Скинув куртку и обувь, Шнайдер проходит в комнату. Он не может не заметить, что за ту неделю, что он не был у Стаса дома, в квартире многое поменялось. Неизвестно как, и он вовсе не собирается об этом спрашивать, но парень избавился от большинства вещей, принадлежавших его покойной матери. Одежда, косметика, бытовые безделушки, даже большая часть мебели – в комнатах и на кухне не осталось почти ничего, что напоминало бы о ней как о живом человеке. Остались только фото, сувениры, семейные реликвии – Стас бережно отобрал всё, что призвано хранить память, и нашёл каждому предмету своё место.
– Я сделаю чай? – Шнайдер по-хозяйски достаёт из шкафчика заварку, не дожидаясь ответа.
– С коньяком, пожалуйста, он на подоконнике, – слышится из ванной комнаты.
Когда же Шнайдер заходит в комнату, держа в руках две кружки с горячим и даже чуть горячительным содержимым, Стас уже здесь: расслабленно сидит на покрытом мягким пушистым ковром полу, оперевшись спиной на диван. Он не спускает глаз с застывшего в дверях Дума. Тот улыбается, и, не ожидая приглашения, плюхается рядом, чуть не расплескав при этом чай. Упрямый локон падает на его лицо, Шнайдер спешит убрать его, но Стас перехватывает его руку, медленно отводя её в сторону, и, зажав упругую прядь между своих пальцев, заводит её Шнайдеру за ухо. Убедившись, что прядка зацепилась как надо и больше не потревожит, он, едва касаясь, подушечкой пальца проводит по мочке, пересчитывая следы давнего пирсинга.
– Раз, два, три, четыре – а серёжки где?
– Остались в молодости, – шепчет Шнайдер, беря пальцы парня в ладонь и поднося их к губам.
– А дырочки? – Стас наклоняется ниже, и, уткнувшись носом в шею мужчины, глубоко вдыхает.
– А дырочки остались, – Шнайдер притягивает парня к себе за плечи и шепчет на ухо: – Они всегда остаются.
Стас вдруг заваливается на бок, уютно устраиваясь в непривычно крепких мужских объятиях. Он вдыхает запах Шнайдера, с шумом, по-звериному, пытаясь понять, что в его ощущениях сейчас так, а что не так.
– Хочешь, я сделаю тебе приятно? – тихо и уверенно спрашивает Шнайдер.
– Хочу. Только...
– Только у тебя есть какое-то условие?
– Не условие, скорее пожелание.
Парень нехотя поднимается, на минуту покидает комнату, и вскоре возвращается, держа в руках объёмную блестящую коробку.
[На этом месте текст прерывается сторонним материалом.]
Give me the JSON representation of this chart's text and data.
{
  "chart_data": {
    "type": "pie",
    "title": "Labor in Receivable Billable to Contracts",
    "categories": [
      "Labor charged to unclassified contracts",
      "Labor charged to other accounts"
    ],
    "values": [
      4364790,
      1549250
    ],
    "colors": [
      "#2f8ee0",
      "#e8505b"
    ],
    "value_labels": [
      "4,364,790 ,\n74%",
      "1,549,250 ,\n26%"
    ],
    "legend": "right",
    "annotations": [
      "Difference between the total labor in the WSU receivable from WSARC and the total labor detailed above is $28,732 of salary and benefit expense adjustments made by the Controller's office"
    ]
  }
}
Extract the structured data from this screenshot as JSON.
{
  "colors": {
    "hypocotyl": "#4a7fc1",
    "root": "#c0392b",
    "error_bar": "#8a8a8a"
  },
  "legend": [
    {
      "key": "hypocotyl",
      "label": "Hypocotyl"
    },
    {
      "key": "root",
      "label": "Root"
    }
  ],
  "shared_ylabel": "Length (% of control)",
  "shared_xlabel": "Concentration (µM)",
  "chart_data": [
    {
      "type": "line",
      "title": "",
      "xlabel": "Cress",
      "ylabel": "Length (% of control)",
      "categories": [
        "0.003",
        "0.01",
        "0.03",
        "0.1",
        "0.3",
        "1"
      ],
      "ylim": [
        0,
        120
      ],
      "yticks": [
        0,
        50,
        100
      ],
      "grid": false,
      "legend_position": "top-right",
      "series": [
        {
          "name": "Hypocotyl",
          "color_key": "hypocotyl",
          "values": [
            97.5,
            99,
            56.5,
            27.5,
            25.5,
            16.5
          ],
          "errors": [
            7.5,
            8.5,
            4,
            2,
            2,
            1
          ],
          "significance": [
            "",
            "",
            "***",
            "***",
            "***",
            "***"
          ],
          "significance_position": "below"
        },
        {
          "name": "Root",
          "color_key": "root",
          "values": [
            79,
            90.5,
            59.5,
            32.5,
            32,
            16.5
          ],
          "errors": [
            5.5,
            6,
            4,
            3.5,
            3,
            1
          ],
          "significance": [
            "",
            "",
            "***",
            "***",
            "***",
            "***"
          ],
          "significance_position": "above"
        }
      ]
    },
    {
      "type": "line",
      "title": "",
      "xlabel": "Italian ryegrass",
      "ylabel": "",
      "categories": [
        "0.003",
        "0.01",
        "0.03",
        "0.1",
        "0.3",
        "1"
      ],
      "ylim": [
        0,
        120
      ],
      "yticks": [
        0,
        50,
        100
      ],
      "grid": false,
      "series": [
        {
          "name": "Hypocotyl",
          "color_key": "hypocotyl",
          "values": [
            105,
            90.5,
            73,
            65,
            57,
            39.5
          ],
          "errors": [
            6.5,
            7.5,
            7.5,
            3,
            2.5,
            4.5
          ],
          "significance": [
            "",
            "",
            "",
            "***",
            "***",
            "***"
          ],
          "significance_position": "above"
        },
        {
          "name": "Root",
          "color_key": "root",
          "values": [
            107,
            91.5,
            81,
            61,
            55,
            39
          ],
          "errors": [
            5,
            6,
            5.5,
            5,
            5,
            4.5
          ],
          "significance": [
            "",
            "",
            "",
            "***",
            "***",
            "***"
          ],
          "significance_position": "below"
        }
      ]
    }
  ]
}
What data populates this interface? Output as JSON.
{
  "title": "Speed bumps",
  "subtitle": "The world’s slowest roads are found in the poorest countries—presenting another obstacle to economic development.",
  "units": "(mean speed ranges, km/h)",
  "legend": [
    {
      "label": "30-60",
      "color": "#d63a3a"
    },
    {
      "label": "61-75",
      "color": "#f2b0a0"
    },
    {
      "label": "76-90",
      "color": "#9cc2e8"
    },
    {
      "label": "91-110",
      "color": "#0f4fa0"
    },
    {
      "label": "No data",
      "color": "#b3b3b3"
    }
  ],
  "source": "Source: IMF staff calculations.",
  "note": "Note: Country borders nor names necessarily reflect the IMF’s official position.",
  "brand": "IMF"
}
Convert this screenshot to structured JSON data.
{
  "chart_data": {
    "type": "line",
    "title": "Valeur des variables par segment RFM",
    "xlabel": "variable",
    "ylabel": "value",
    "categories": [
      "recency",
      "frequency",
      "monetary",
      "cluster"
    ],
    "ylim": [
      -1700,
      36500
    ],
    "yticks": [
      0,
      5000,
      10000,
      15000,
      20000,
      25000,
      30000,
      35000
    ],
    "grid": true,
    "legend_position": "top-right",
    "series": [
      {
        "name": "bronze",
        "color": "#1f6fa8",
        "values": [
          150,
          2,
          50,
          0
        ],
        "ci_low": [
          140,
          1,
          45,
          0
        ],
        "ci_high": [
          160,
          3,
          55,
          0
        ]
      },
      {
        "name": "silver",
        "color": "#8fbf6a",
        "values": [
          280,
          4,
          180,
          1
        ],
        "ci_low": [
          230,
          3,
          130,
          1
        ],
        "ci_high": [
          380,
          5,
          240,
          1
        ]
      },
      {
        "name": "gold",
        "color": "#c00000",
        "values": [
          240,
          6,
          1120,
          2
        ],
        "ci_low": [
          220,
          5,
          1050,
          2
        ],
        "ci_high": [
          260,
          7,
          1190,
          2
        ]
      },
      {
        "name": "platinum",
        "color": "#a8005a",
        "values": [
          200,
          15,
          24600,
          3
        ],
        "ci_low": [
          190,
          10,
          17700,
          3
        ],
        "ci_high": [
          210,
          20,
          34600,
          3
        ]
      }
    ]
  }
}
Банта на коробке нет, но выглядит она именно как упаковка для подарка. Он опускает её на колени сидящего на полу Шнайдера и вопросительно ожидает. Он не уверен в реакции гостя, но всё же что-то ему подсказывает, что всё будет хорошо. Чуть помедлив, Дум открывает коробку и, одну за другой, извлекает из неё содержащиеся внутри вещички: колготки плотностью сорок ден, изящные ажурные трусики, короткую, но не пошлую юбку – такие носят стюардессы, белую блузку, новенький набор косметики и расчёску. Завершают ритуал распаковывания подарка скромные закрытые туфли-“лодочки” на невысоком каблуке и маленький флакон “Марины де Бурбон”. Парень внимательно вглядывается в лицо Шнайдера, пытаясь уловить на нём тень недовольства, но обнаруживает лишь слабую улыбку.
– Так... Вижу, не я один умею на глазок определять чужие размеры, – не стирая улыбки с губ, проговаривает тот.
– Я долго тренировался. Если ты против, или если...
– Никаких “если”, дорогой. Я воспользуюсь твоей ванной?
Около получаса Стас нервно ожидает в комнате. Из ванной раздаётся то шум воды, то непонятное шебуршание. Не находя себе места, парень включает нейтральную музыку и сам не замечает, как кружка чая с коньяком опустевает. Почувствовав себя немного увереннее, он идёт на кухню за бутылкой и делает несколько крупных глотков прямо из горла. Кто бы знал, что в свои годы ему предстоит пережить такое нервное мероприятие как “первый раз”.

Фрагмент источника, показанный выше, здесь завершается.